İmkansız… İlahi Efendi, senin Tanrı’ya Dönüşüm Kulesi’yle olan bağını kopardı, nasıl Tanrı’ya Dönüşüm Kulesi’nin gücünü… Kullanabilirsin?



Hem endişeliydi hem de buna inanamıyordu. İlahi Efendi on binlerce yıldır bu planı hazırlamaktaydı. Başarılı olursa, ona bir Semavi Şeytan Nakli verilecekti. Bu, olağanüstü bir fırsattı.



Başarısız olursa, ruhu ve tüm enerjisi İlahi Efendi tarafından elinden alınırdı. Bu da, ölümden çok daha korkunç bir şeydi!



O kritik anda, esmer genç kükredi ve beyaz elbiseli kadına atıldı. Bedeni siyah bir ışık hüzmesine dönüşürken, şeytani palasını beyaz elbiseli kadının alnına doğru savurdu.



Dang!



Şiddetli bir ses yankılandı. Beyaz elbiseli kadın, kar ve buzun cisimleşmesi gibiydi. Önündeki boşlukta, hiç yoktan altıgen şeklinde güzel bir buz çiçeği ortaya çıkmıştı. Bu buz çiçeği, esmer gencin saldırısını engellemişti.



Ama saldırının ardından, buz çiçeği kırılmıştı!



Esmer gencin gözlerinde korkunç bir parlama belirdi. Kükreyerek palasını ikinci kez savurdu. Kanlı Ay’ın gücüyle, kör edici bir kan hüzmesi engin karlı düzlükleri kızıla boyadı.



Ka-cha!



Buz çiçeği, esmer gencin saldırısına daha fazla dayanamazmış gibi parçalandı.



Ama buz çiçeğinin koruması altındaki beyaz elbiseli kadın sakinliğini kaybetmedi. Daha ziyade ifadesi sakin gözükse de aslında transa benzer bir durum içindeydi. Kan kırmızısı palaya bir bakış bile atmadı, sanki onu hiç ilgilendirmiyordu.



Ölüm tehlikesi tam karşısındaydı ama beyaz elbiseli kadın göğsünün üstüne bağladığı ellerini hareket ettirmedi, sanki dini bunu gerektiriyordu.



Yağan kara garip bir kırmızılık katan pala, tekrar tekrar aşağı indi. Kar taneleri, sanki kan tarafından kırmızıya boyanmış gibiydi.



Ama buna rağmen beyaz elbiseli kadın hareket etmedi ve ifadesinde bir değişiklik olmadı. Karın içinde, kurtuluşu buna bağlı bir tanrıçaymış gibiydi…





Tanrı’ya Dönüşüm Kulesi’nin sarsıntıları yoğunlaştı. Büyük İmparatoriçe gizemli bölgesinin dışındaki ebedi girdap çok hızlı dönerken, çeşitli oluşumlardan gelen Kıdemliler, şaşkın ifadelerle Büyük İmparatoriçe gizemli bölgesinin girişine bakıyordu.



Tanrı’ya Dönüşüm Kulesi’nin sarsılması, Büyük İmparatoriçe gizemli bölgesinin girişinin de sarsılmasına neden olmuştu.



Ne oluyor? Neler oluyor?



İlk olarak Tanrıların Mezarı’nda devasa bir göz ortaya çıkmıştı ve sonrasında Büyük İmparatoriçe gizemli bölgesi sarsılmaya başlamıştı, ama ne olduğunu anlayamıyorlardı.

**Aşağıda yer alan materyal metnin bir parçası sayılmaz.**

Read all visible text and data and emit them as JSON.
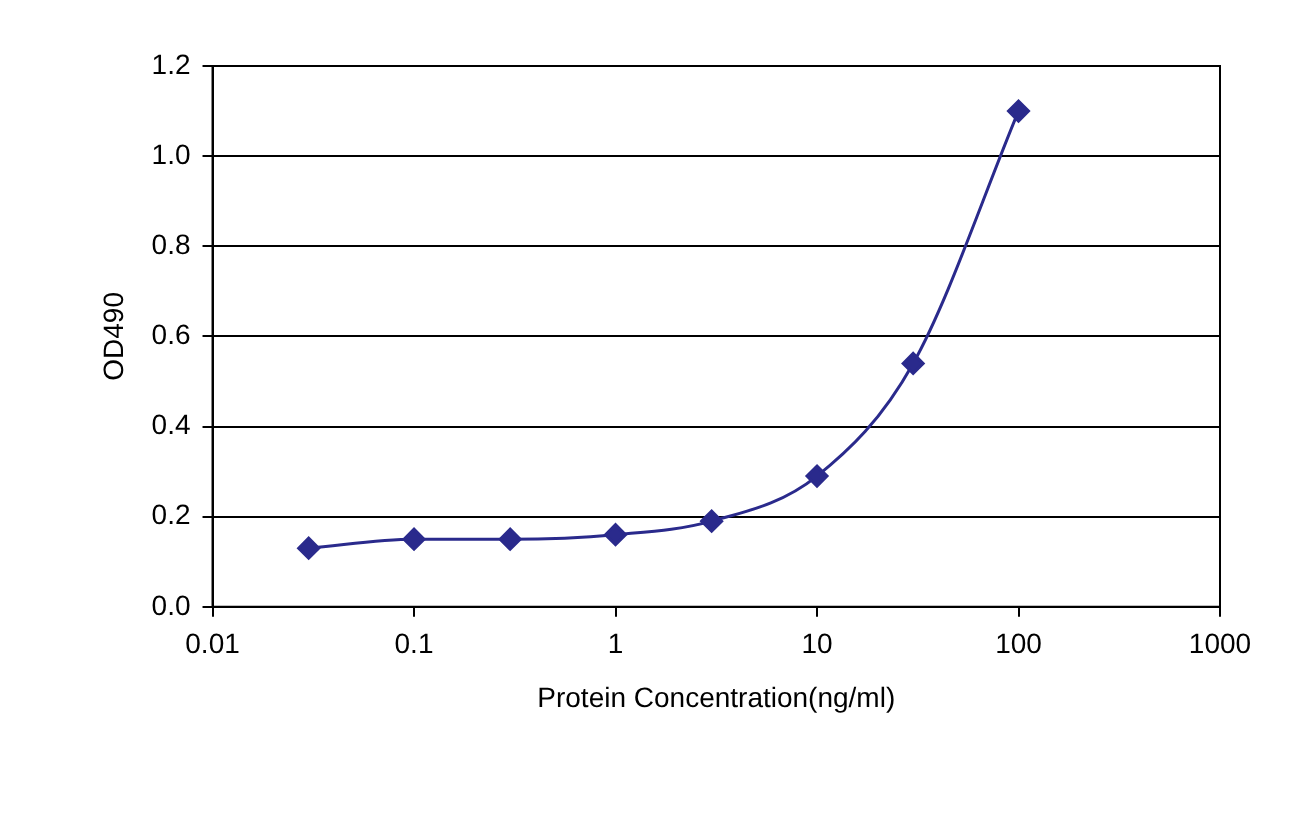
{
  "chart_data": {
    "type": "line",
    "xlabel": "Protein Concentration(ng/ml)",
    "ylabel": "OD490",
    "log": "x",
    "grid": "y",
    "legend": false,
    "marker": "diamond",
    "line_style": "solid",
    "x": [
      0.03,
      0.1,
      0.3,
      1,
      3,
      10,
      30,
      100
    ],
    "series": [
      {
        "color": "#2a2a8c",
        "values": [
          0.13,
          0.15,
          0.15,
          0.16,
          0.19,
          0.29,
          0.54,
          1.1
        ]
      }
    ],
    "xlim": [
      0.01,
      1000
    ],
    "xticks": [
      0.01,
      0.1,
      1,
      10,
      100,
      1000
    ],
    "ylim": [
      0,
      1.2
    ],
    "yticks": [
      {
        "value": 0,
        "label": "0.0"
      },
      {
        "value": 0.2,
        "label": "0.2"
      },
      {
        "value": 0.4,
        "label": "0.4"
      },
      {
        "value": 0.6,
        "label": "0.6"
      },
      {
        "value": 0.8,
        "label": "0.8"
      },
      {
        "value": 1,
        "label": "1.0"
      },
      {
        "value": 1.2,
        "label": "1.2"
      }
    ]
  }
}
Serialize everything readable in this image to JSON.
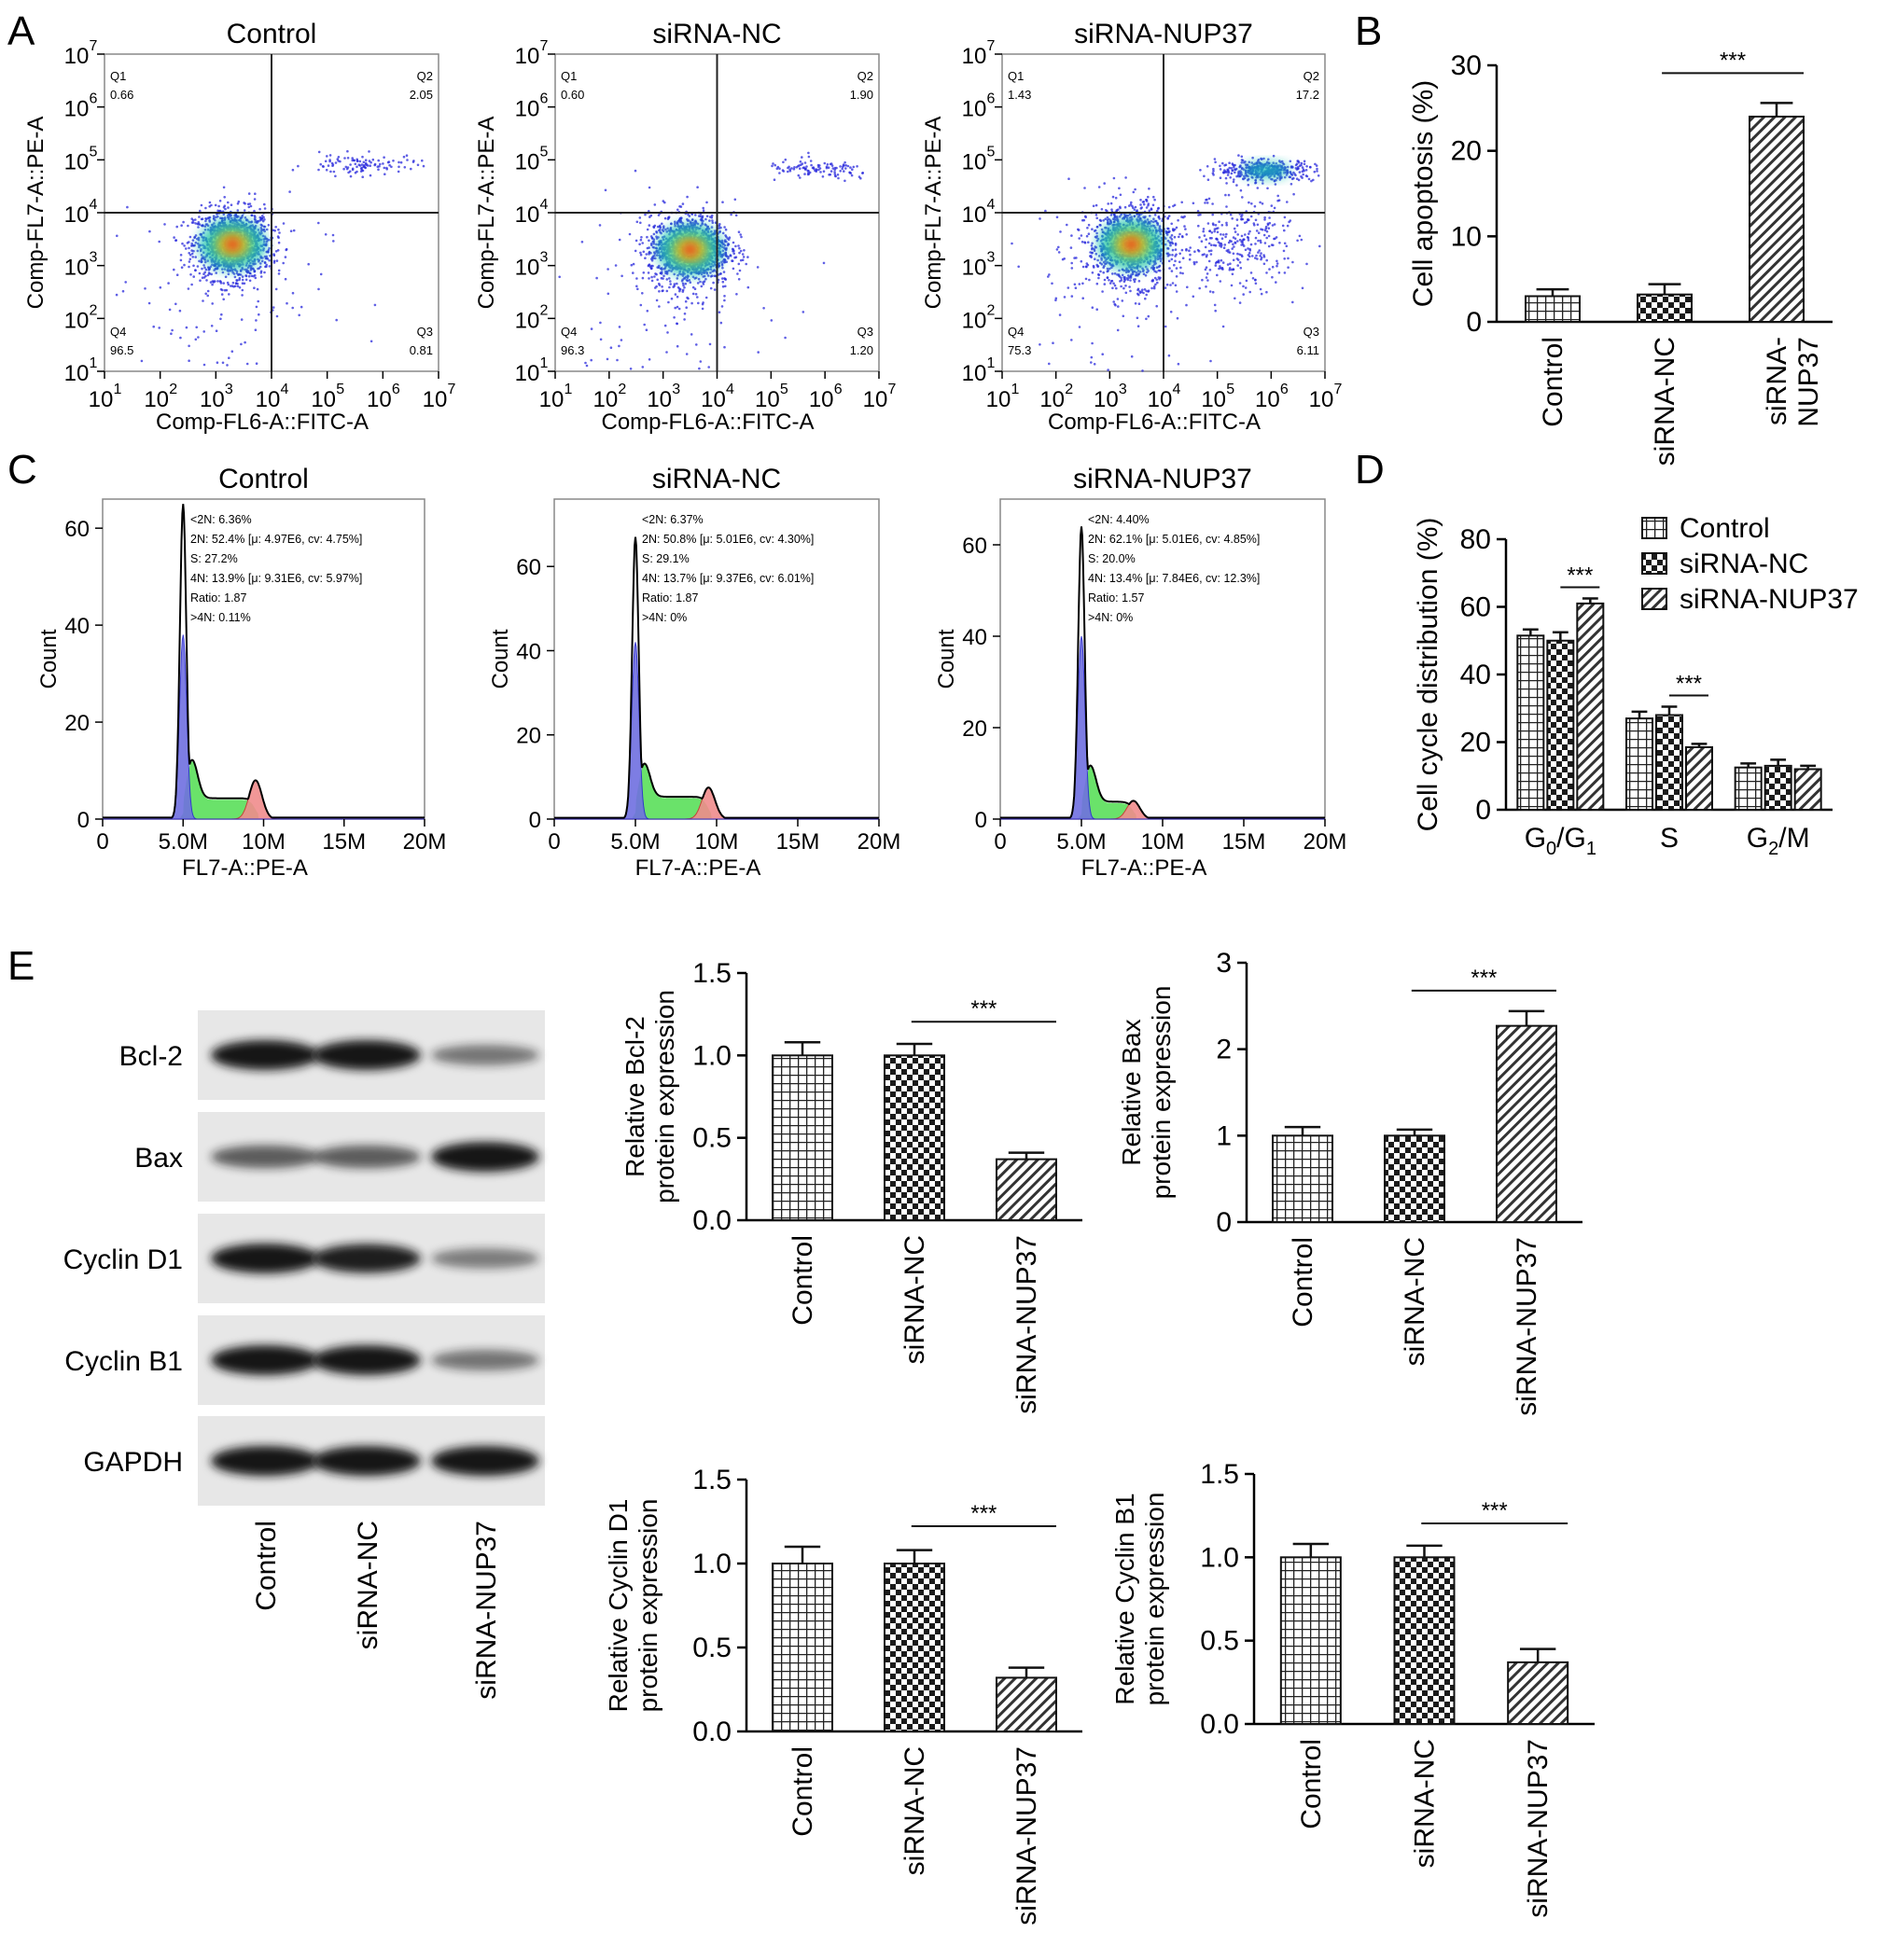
{
  "panel_labels": [
    "A",
    "B",
    "C",
    "D",
    "E"
  ],
  "groups": [
    "Control",
    "siRNA-NC",
    "siRNA-NUP37"
  ],
  "colors": {
    "blot_band": "#151515",
    "blot_bg": "#e7e7e7",
    "hist_blue": "#7070e0",
    "hist_green": "#50dd50",
    "hist_red": "#f08c8c",
    "density_low": "#2a2adc",
    "density_mid": "#16c4b2",
    "density_high": "#ff2010",
    "axis": "#000000"
  },
  "chart_data": [
    {
      "id": "A",
      "type": "scatter",
      "description_type": "flow-cytometry-quadrant",
      "xlabel": "Comp-FL6-A::FITC-A",
      "ylabel": "Comp-FL7-A::PE-A",
      "axis_scale": "log",
      "x_ticks": [
        "10",
        "10",
        "10",
        "10",
        "10",
        "10",
        "10"
      ],
      "x_tick_exp": [
        "1",
        "2",
        "3",
        "4",
        "5",
        "6",
        "7"
      ],
      "y_ticks": [
        "10",
        "10",
        "10",
        "10",
        "10",
        "10",
        "10"
      ],
      "y_tick_exp": [
        "1",
        "2",
        "3",
        "4",
        "5",
        "6",
        "7"
      ],
      "xlim": [
        1,
        7
      ],
      "ylim": [
        1,
        7
      ],
      "plots": [
        {
          "title": "Control",
          "gate_x": 4.0,
          "gate_y": 4.0,
          "Q1": {
            "name": "Q1",
            "value": "0.66"
          },
          "Q2": {
            "name": "Q2",
            "value": "2.05"
          },
          "Q3": {
            "name": "Q3",
            "value": "0.81"
          },
          "Q4": {
            "name": "Q4",
            "value": "96.5"
          }
        },
        {
          "title": "siRNA-NC",
          "gate_x": 4.0,
          "gate_y": 4.0,
          "Q1": {
            "name": "Q1",
            "value": "0.60"
          },
          "Q2": {
            "name": "Q2",
            "value": "1.90"
          },
          "Q3": {
            "name": "Q3",
            "value": "1.20"
          },
          "Q4": {
            "name": "Q4",
            "value": "96.3"
          }
        },
        {
          "title": "siRNA-NUP37",
          "gate_x": 4.0,
          "gate_y": 4.0,
          "Q1": {
            "name": "Q1",
            "value": "1.43"
          },
          "Q2": {
            "name": "Q2",
            "value": "17.2"
          },
          "Q3": {
            "name": "Q3",
            "value": "6.11"
          },
          "Q4": {
            "name": "Q4",
            "value": "75.3"
          }
        }
      ]
    },
    {
      "id": "B",
      "type": "bar",
      "categories": [
        "Control",
        "siRNA-NC",
        "siRNA-NUP37"
      ],
      "category_lines": [
        [
          "Control"
        ],
        [
          "siRNA-NC"
        ],
        [
          "siRNA-",
          "NUP37"
        ]
      ],
      "values": [
        3.0,
        3.2,
        24.0
      ],
      "errors": [
        0.8,
        1.2,
        1.6
      ],
      "ylabel": "Cell apoptosis (%)",
      "ylim": [
        0,
        30
      ],
      "yticks": [
        0,
        10,
        20,
        30
      ],
      "significance": [
        {
          "from": 1,
          "to": 2,
          "label": "***"
        }
      ]
    },
    {
      "id": "C",
      "type": "area",
      "description_type": "cell-cycle-histogram",
      "xlabel": "FL7-A::PE-A",
      "ylabel": "Count",
      "x_ticks": [
        "0",
        "5.0M",
        "10M",
        "15M",
        "20M"
      ],
      "xlim": [
        0,
        20
      ],
      "plots": [
        {
          "title": "Control",
          "ylim": [
            0,
            66
          ],
          "yticks": [
            0,
            20,
            40,
            60
          ],
          "g1_peak": 5.0,
          "g1_height": 38,
          "total_height": 65,
          "s_level": 4,
          "g2_peak": 9.5,
          "g2_height": 8,
          "stats": [
            "<2N: 6.36%",
            "2N: 52.4%   [μ: 4.97E6, cv: 4.75%]",
            "S: 27.2%",
            "4N: 13.9%   [μ: 9.31E6, cv: 5.97%]",
            "Ratio: 1.87",
            ">4N: 0.11%"
          ]
        },
        {
          "title": "siRNA-NC",
          "ylim": [
            0,
            76
          ],
          "yticks": [
            0,
            20,
            40,
            60
          ],
          "g1_peak": 5.0,
          "g1_height": 42,
          "total_height": 67,
          "s_level": 5,
          "g2_peak": 9.5,
          "g2_height": 7.5,
          "stats": [
            "<2N: 6.37%",
            "2N: 50.8%   [μ: 5.01E6, cv: 4.30%]",
            "S: 29.1%",
            "4N: 13.7%   [μ: 9.37E6, cv: 6.01%]",
            "Ratio: 1.87",
            ">4N: 0%"
          ]
        },
        {
          "title": "siRNA-NUP37",
          "ylim": [
            0,
            70
          ],
          "yticks": [
            0,
            20,
            40,
            60
          ],
          "g1_peak": 5.0,
          "g1_height": 40,
          "total_height": 64,
          "s_level": 3.5,
          "g2_peak": 8.2,
          "g2_height": 4,
          "stats": [
            "<2N: 4.40%",
            "2N: 62.1%   [μ: 5.01E6, cv: 4.85%]",
            "S: 20.0%",
            "4N: 13.4%   [μ: 7.84E6, cv: 12.3%]",
            "Ratio: 1.57",
            ">4N: 0%"
          ]
        }
      ]
    },
    {
      "id": "D",
      "type": "bar",
      "categories": [
        "G0/G1",
        "S",
        "G2/M"
      ],
      "category_parts": [
        [
          "G",
          "0",
          "/G",
          "1"
        ],
        [
          "S"
        ],
        [
          "G",
          "2",
          "/M"
        ]
      ],
      "series": [
        {
          "name": "Control",
          "values": [
            51.5,
            27,
            12.5
          ],
          "errors": [
            1.8,
            2.0,
            1.2
          ],
          "pattern": "grid"
        },
        {
          "name": "siRNA-NC",
          "values": [
            50,
            28,
            13
          ],
          "errors": [
            2.5,
            2.5,
            1.8
          ],
          "pattern": "check"
        },
        {
          "name": "siRNA-NUP37",
          "values": [
            61,
            18.5,
            12
          ],
          "errors": [
            1.5,
            1.0,
            1.0
          ],
          "pattern": "diag"
        }
      ],
      "ylabel": "Cell cycle distribution (%)",
      "ylim": [
        0,
        80
      ],
      "yticks": [
        0,
        20,
        40,
        60,
        80
      ],
      "legend_position": "top-right",
      "significance": [
        {
          "category": 0,
          "label": "***"
        },
        {
          "category": 1,
          "label": "***"
        }
      ]
    },
    {
      "id": "E-blot",
      "type": "table",
      "description_type": "western-blot",
      "proteins": [
        "Bcl-2",
        "Bax",
        "Cyclin D1",
        "Cyclin B1",
        "GAPDH"
      ],
      "lanes": [
        "Control",
        "siRNA-NC",
        "siRNA-NUP37"
      ],
      "band_intensity": [
        [
          1.0,
          1.0,
          0.38
        ],
        [
          0.55,
          0.55,
          1.0
        ],
        [
          1.0,
          0.95,
          0.35
        ],
        [
          1.0,
          1.0,
          0.4
        ],
        [
          1.0,
          1.0,
          1.0
        ]
      ]
    },
    {
      "id": "E-Bcl2",
      "type": "bar",
      "categories": [
        "Control",
        "siRNA-NC",
        "siRNA-NUP37"
      ],
      "values": [
        1.0,
        1.0,
        0.37
      ],
      "errors": [
        0.08,
        0.07,
        0.04
      ],
      "ylabel_lines": [
        "Relative Bcl-2",
        "protein expression"
      ],
      "ylim": [
        0,
        1.5
      ],
      "yticks": [
        "0.0",
        "0.5",
        "1.0",
        "1.5"
      ],
      "significance": [
        {
          "from": 1,
          "to": 2,
          "label": "***"
        }
      ]
    },
    {
      "id": "E-Bax",
      "type": "bar",
      "categories": [
        "Control",
        "siRNA-NC",
        "siRNA-NUP37"
      ],
      "values": [
        1.0,
        1.0,
        2.27
      ],
      "errors": [
        0.1,
        0.07,
        0.17
      ],
      "ylabel_lines": [
        "Relative Bax",
        "protein expression"
      ],
      "ylim": [
        0,
        3
      ],
      "yticks": [
        "0",
        "1",
        "2",
        "3"
      ],
      "significance": [
        {
          "from": 1,
          "to": 2,
          "label": "***"
        }
      ]
    },
    {
      "id": "E-CyclinD1",
      "type": "bar",
      "categories": [
        "Control",
        "siRNA-NC",
        "siRNA-NUP37"
      ],
      "values": [
        1.0,
        1.0,
        0.32
      ],
      "errors": [
        0.1,
        0.08,
        0.06
      ],
      "ylabel_lines": [
        "Relative Cyclin D1",
        "protein expression"
      ],
      "ylim": [
        0,
        1.5
      ],
      "yticks": [
        "0.0",
        "0.5",
        "1.0",
        "1.5"
      ],
      "significance": [
        {
          "from": 1,
          "to": 2,
          "label": "***"
        }
      ]
    },
    {
      "id": "E-CyclinB1",
      "type": "bar",
      "categories": [
        "Control",
        "siRNA-NC",
        "siRNA-NUP37"
      ],
      "values": [
        1.0,
        1.0,
        0.37
      ],
      "errors": [
        0.08,
        0.07,
        0.08
      ],
      "ylabel_lines": [
        "Relative Cyclin B1",
        "protein expression"
      ],
      "ylim": [
        0,
        1.5
      ],
      "yticks": [
        "0.0",
        "0.5",
        "1.0",
        "1.5"
      ],
      "significance": [
        {
          "from": 1,
          "to": 2,
          "label": "***"
        }
      ]
    }
  ]
}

Çeşitli oluşumlardan gelen Yüce Kıdemliler bile biraz paniklemişti. Büyük İmparatoriçe gizemli bölgesinin de Tanrıların Mezarı’nın girdabının da güçlerine karşı dayanamazlardı. Bir şeyler olur da Tanrıların Mezarı’na çekilirlerse, korkunç bir şekilde ölürlerdi!



Bazıları oradan ayrılmayı bile düşünüyordu!



Ve o anda, ani bir patlama duyuldu. Çok da uzakta olmayan bir alanın içinde dev bir kılıç uzay-zamanı kesmiş gibi bir boşluk açıldığını gördüler. İki taraf hızla birbirinden ayrılırken sonsuz miktarda deniz suyu uzay-zaman girdabına çekildi ve bu, devasa bir okyanus fırtınasına neden oldu!



Dikkatli olun!



Birisi bağırdı. Bu korkunç gücün önünde, fırtınanın ortasında kalmış yapraklar gibiydiler. Kendi bedenlerini bile kontrol edemiyorlardı.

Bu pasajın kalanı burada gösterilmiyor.